I admired his generosity and agreed to carry out his commission. I called on the baron, who seemed rather uncomfortable when I walked in; but considering his position I was not at all surprised.

I informed him that I was the bearer of a thousand francs from Count Manucci, who thereby placed him in a position to arrange his affairs and to leave Madrid. He received the money without any signs of pleasure, surprise, or gratitude, and wrote out the receipt. He assured me that he and his friend would start for Barcelona and France on the following day.

I then took the document to Manucci, who was evidently suffering from some mental trouble; and I remained to dinner with the ambassador. It was for the last time.

Three days after I went to dine with the ambassadors (for they all dined together), but to my astonishment the porter told me that he had received orders not to admit me.

The effect of this sentence on me was like that of a thunderbolt; Ireturned home like a man in a dream. I immediately sat down and wrote to Manucci, asking him why I had been subjected to such an insult; but Philippe, my man, brought me back the letter unopened.

This was another surprise; I did not know what to expect next. "What can be the matter?" I said to myself. "I cannot imagine, but I will have an explanation, or perish."

I dined sadly with Donna Ignazia, without telling her the cause of my trouble, and just as I was going to take my siesta a servant of Manucci's brought me a letter from his master and fled before I could read it. The letter contained an enclosure which I read first. It was from Baron de Fraiture. He asked Manucci to lend him a hundred pistoles, promising to shew him the man whom he held for his dearest friend to be his worst enemy.

Manucci (honouring me, by the way, with the title of ungrateful traitor) said that the baron's letter had excited his curiosity and he had met him in St. Jerome's Park, where the baron had clearly proved this enemy to be myself, since I had informed the baron that though the name of Manucci was genuine the title of count was quite apocryphal.

After recapitulating the information which Fraiture had given him, and which could only have proceeded from myself, he advised me to leave Madrid as soon as possible, in a week at latest.

I can give the reader no idea of the shock this letter gave me. For the first time in my life I had to confess myself guilty of folly, ingratitude, and crime.
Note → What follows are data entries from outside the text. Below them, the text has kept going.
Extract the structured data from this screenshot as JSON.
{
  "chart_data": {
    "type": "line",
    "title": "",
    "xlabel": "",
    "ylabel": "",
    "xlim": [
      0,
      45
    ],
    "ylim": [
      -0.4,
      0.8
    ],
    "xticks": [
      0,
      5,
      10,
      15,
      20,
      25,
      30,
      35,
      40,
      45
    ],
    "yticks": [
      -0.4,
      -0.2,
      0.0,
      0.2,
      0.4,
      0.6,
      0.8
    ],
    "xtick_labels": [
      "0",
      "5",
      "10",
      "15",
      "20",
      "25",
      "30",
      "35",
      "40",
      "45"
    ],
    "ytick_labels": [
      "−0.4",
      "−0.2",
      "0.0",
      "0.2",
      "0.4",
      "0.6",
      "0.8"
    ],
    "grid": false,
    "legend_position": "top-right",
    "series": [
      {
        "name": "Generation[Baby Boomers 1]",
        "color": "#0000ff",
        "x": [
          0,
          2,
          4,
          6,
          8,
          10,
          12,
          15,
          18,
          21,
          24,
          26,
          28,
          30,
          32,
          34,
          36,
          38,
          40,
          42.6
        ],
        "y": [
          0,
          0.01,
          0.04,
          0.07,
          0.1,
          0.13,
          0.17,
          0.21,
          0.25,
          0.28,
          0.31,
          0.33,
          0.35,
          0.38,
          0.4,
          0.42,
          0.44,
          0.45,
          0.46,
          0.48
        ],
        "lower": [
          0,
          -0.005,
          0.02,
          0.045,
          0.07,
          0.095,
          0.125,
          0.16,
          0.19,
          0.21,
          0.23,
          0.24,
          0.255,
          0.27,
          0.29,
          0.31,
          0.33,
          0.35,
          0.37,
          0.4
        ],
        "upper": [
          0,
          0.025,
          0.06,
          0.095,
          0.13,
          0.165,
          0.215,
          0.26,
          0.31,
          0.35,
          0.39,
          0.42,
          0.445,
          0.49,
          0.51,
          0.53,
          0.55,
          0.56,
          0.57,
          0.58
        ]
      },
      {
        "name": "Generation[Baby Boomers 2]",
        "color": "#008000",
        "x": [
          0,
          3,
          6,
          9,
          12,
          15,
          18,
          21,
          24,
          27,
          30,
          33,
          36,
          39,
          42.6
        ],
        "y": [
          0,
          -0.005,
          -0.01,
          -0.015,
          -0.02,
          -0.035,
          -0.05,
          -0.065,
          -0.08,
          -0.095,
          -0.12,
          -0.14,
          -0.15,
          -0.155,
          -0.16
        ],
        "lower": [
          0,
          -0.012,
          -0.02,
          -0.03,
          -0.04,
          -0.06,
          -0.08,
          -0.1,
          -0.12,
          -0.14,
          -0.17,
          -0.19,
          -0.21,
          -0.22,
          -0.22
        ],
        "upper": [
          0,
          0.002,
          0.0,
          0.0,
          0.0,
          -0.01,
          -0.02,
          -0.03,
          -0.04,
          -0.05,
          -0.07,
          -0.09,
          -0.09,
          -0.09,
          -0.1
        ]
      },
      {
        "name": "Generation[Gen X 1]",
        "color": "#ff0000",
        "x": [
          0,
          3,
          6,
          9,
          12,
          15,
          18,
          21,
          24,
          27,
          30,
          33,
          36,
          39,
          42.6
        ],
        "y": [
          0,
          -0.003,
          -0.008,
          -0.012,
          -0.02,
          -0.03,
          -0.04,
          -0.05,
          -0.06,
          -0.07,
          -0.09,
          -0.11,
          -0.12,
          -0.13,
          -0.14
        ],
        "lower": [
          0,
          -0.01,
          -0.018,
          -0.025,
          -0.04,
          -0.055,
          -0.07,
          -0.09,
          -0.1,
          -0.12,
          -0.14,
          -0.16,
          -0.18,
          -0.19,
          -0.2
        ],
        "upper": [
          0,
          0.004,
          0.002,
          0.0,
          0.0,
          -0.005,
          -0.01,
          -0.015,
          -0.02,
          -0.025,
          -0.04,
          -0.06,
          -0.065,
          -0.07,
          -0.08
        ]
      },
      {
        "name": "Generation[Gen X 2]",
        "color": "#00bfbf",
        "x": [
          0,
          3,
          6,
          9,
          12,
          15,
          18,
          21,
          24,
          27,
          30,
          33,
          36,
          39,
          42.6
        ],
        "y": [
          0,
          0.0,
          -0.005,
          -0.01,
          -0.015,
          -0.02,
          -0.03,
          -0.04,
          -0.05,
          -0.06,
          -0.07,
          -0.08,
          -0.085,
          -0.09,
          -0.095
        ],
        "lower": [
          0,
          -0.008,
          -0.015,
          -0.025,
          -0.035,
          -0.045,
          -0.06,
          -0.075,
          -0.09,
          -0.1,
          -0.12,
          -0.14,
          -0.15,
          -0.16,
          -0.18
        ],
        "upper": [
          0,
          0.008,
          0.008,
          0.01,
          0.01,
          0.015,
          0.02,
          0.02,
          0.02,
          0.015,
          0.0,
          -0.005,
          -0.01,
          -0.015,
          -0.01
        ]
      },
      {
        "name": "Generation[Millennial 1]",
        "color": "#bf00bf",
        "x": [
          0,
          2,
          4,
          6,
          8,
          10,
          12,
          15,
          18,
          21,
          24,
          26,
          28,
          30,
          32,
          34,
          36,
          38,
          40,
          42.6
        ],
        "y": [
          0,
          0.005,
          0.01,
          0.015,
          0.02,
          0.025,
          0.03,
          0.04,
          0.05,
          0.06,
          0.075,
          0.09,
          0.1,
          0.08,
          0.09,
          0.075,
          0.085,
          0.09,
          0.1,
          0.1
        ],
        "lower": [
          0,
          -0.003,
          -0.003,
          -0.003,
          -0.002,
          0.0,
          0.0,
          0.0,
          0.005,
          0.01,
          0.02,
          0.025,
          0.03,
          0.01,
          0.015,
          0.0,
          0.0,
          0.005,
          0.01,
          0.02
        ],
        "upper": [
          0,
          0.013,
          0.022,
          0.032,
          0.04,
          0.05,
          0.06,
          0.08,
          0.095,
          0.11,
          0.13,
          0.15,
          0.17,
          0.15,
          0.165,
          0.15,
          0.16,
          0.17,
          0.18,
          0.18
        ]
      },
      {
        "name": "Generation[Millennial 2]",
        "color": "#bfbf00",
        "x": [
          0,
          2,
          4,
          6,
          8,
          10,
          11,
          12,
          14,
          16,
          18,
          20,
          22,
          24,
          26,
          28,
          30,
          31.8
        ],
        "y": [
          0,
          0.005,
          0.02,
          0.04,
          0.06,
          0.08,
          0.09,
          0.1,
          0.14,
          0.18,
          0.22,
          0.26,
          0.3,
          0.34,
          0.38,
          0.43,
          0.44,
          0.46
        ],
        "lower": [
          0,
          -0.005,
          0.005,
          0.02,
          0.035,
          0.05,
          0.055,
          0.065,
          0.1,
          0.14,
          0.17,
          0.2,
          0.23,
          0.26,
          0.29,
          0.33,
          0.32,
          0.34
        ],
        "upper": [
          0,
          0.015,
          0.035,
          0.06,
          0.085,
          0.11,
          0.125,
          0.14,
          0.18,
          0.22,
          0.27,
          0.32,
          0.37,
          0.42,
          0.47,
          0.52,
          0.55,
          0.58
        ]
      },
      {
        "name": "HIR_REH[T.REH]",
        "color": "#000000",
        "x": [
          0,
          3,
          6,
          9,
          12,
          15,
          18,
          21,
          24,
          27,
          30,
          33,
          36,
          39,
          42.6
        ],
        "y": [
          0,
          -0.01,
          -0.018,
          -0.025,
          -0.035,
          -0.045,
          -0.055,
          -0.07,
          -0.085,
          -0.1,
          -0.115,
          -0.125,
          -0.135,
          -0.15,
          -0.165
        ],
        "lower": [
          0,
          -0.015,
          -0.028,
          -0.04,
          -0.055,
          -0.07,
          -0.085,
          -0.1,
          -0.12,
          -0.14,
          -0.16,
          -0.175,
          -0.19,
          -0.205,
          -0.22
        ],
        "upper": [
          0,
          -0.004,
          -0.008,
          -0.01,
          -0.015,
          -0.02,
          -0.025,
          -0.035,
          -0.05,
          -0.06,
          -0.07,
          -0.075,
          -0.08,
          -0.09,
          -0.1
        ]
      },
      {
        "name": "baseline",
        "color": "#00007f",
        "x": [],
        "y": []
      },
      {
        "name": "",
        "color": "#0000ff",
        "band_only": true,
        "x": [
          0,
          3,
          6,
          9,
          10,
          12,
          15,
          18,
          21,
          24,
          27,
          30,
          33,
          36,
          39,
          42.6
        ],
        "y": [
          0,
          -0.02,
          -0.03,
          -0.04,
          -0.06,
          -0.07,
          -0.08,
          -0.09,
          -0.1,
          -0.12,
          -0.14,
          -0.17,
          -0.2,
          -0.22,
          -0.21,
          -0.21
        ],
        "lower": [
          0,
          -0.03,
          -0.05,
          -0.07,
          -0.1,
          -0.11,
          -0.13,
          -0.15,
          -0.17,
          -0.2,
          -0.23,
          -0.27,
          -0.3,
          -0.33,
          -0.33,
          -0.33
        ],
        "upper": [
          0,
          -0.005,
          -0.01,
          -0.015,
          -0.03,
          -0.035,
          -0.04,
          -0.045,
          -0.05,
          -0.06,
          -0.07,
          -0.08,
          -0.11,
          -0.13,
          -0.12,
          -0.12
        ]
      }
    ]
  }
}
I felt that my fault was beyond forgiveness, and did not think of asking Manucci to pardon me; I could do nothing but despair.

Nevertheless, in spite of Manucci's just indignation, I could not help seeing that he had made a great mistake in advising me, in so insulting a manner, to leave Madrid in a week. The young man might have known that my self-respect would forbid my following such a piece of advice. He could not compel me to obey his counsel or command; and to leave Madrid would have been to commit a second baseness worse than the first.

A prey to grief I spent the day without taking any steps one way or the other, and I went to bed without supping and without the company of Donna Ignazia.

After a sound sleep I got up and wrote to the friend whom I had offended a sincere and humble confession of my fault. I concluded my letter by saying that I hoped that this evidence of my sincere and heartfelt repentance would suffice, but if not that I was ready to give him any honourable satisfaction in my power.

"You may," I said, "have me assassinated if you like, but I shall not leave Madrid till its suits me to do so."

I put a commonplace seal on my letter, and had the address written by Philippe, whose hand was unknown to Manucci, and then I sent it to Pando where the king had gone.

I kept my room the whole day; and Donna Ignazia, seeing that I had recovered my spirits to some degree, made no more enquiries about the cause of my distress. I waited in the whole of the next day, expecting a reply, but in vain.

The third day, being Sunday, I went out to call on the Prince della Catolica. My carriage stopped at his door, but the porter came out and told me in a polite whisper that his highness had his reasons for not receiving me any longer.

This was an unexpected blow, but after it I was prepared for anything.